- Carlos yo... Lo siento de veras...
Si hubo un momento dentro de la Academia en el que no supiera qué hacer, era ese.
Estaba completamente perdido.
- La he cagado... las cartas... Jolin, ¿Por qué las has leído?
- Quería buscar "La casualidad".- admití.
Suspiró.
- No sé por qué lo hice. No eran ni siquiera a él, eran para comunicarme con mi familia a través de él. Yo... pensé que estabas con Alba y... perdóname... Pensé que me ponías los cuernos..
La miré a los ojos, un mechón de pelo le ocultaba el izquierdo, se lo aparté.
- Te quiero muchísimo Julia... pero no sabes lo mal que lo he pasado...
- Yo también lo he pasado mal pensando que estabas con ella...- dijo trabándose .- muy mal.- continuó casi llorando.
- Jamás te haría eso. Dios mío... lo siento.
Nos fundimos en un abrazo. Lo único que después de tanto tiempo necesitaba, era sentir de nuevo la sensación de calidez que desprendía su cuerpo, la sensación de sus manos trepando por mi espalda hasta acariciar mi nuca.
La echaba tanto de menos...
Era tóxico pensar que haría cualquier cosa por ella, pero yo sabía que ella solo buscaría el bien en mí.
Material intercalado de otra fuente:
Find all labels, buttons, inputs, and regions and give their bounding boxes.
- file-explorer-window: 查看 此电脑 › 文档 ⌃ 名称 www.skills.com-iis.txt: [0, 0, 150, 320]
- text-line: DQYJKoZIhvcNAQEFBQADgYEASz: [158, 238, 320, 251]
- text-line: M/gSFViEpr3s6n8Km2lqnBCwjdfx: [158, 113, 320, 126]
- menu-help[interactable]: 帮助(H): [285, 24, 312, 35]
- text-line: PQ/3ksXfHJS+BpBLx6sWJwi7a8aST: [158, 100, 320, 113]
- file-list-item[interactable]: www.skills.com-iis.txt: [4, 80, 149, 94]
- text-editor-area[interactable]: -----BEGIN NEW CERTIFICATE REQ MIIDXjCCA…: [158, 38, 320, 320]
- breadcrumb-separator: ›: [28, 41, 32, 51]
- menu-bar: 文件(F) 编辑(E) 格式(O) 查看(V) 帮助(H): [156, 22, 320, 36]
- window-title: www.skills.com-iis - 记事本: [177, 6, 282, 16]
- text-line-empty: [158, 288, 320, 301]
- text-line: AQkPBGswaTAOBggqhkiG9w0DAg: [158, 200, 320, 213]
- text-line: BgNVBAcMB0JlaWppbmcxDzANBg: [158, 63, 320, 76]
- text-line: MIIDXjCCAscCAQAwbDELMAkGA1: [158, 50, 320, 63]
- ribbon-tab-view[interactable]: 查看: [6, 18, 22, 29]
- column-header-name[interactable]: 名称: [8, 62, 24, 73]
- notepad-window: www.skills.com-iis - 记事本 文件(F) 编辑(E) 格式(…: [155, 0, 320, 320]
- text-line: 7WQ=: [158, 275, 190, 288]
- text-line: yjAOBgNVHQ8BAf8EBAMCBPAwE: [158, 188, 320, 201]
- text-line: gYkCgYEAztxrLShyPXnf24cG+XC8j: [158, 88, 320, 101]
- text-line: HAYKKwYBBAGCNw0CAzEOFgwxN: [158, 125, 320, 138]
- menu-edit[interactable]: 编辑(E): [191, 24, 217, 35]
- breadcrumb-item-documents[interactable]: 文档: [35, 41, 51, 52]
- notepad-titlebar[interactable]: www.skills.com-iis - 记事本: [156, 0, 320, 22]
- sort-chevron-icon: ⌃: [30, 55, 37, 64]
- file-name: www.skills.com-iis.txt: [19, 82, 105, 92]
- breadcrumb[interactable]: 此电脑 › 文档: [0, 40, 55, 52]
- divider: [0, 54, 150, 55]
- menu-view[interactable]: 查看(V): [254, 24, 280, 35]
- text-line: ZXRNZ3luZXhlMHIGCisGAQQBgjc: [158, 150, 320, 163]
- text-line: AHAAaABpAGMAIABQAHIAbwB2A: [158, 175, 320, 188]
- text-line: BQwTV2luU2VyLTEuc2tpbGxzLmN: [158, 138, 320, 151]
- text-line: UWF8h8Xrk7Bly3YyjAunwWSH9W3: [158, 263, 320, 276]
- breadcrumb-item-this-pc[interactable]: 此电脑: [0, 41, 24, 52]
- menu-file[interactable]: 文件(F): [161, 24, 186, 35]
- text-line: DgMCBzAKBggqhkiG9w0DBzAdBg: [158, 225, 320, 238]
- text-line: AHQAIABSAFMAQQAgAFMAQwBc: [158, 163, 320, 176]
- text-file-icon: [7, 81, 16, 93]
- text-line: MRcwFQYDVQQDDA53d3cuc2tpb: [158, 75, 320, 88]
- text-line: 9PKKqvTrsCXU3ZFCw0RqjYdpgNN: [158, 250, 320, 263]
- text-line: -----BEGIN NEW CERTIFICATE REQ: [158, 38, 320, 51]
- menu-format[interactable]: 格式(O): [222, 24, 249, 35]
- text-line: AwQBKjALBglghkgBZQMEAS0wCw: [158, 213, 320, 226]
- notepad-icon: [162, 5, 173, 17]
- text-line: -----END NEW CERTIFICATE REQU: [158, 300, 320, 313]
- No quiero que te vayas.- me dijo casi entre sollozos.
- Tranquila, no me voy.- le respondí.
Aunque sabía de sobra que yo iba a ser el siguiente en despedirse de sus compañeros, fuera de la Academia, no iba a dejar de estar con ella ni un minuto.
- Te quiero Carlos.- añadió sonriendo.
- Yo si que te quiero, locuela. - contesté sincero.
Y es que, con solo mirar sus ojos, sabía que era la mirada que quería ver cada mañana al despertarme, por el resto de mi vida.
Y me daba igual el resto de cosas. Me daba igual.
Lo que más me importaba, era seguir con ella cada día que me quedase.
Estas semanas las habíamos llenado de toxicidad, pero ya se había acabado todo. La quería con mi alma, y ella a mi. Y eso era lo importante.
Y me di cuenta, que por muchas dudas que tuviera a lo largo de mi vida, a partir de ahora, ella iba a ser la única cosa que tendría clara.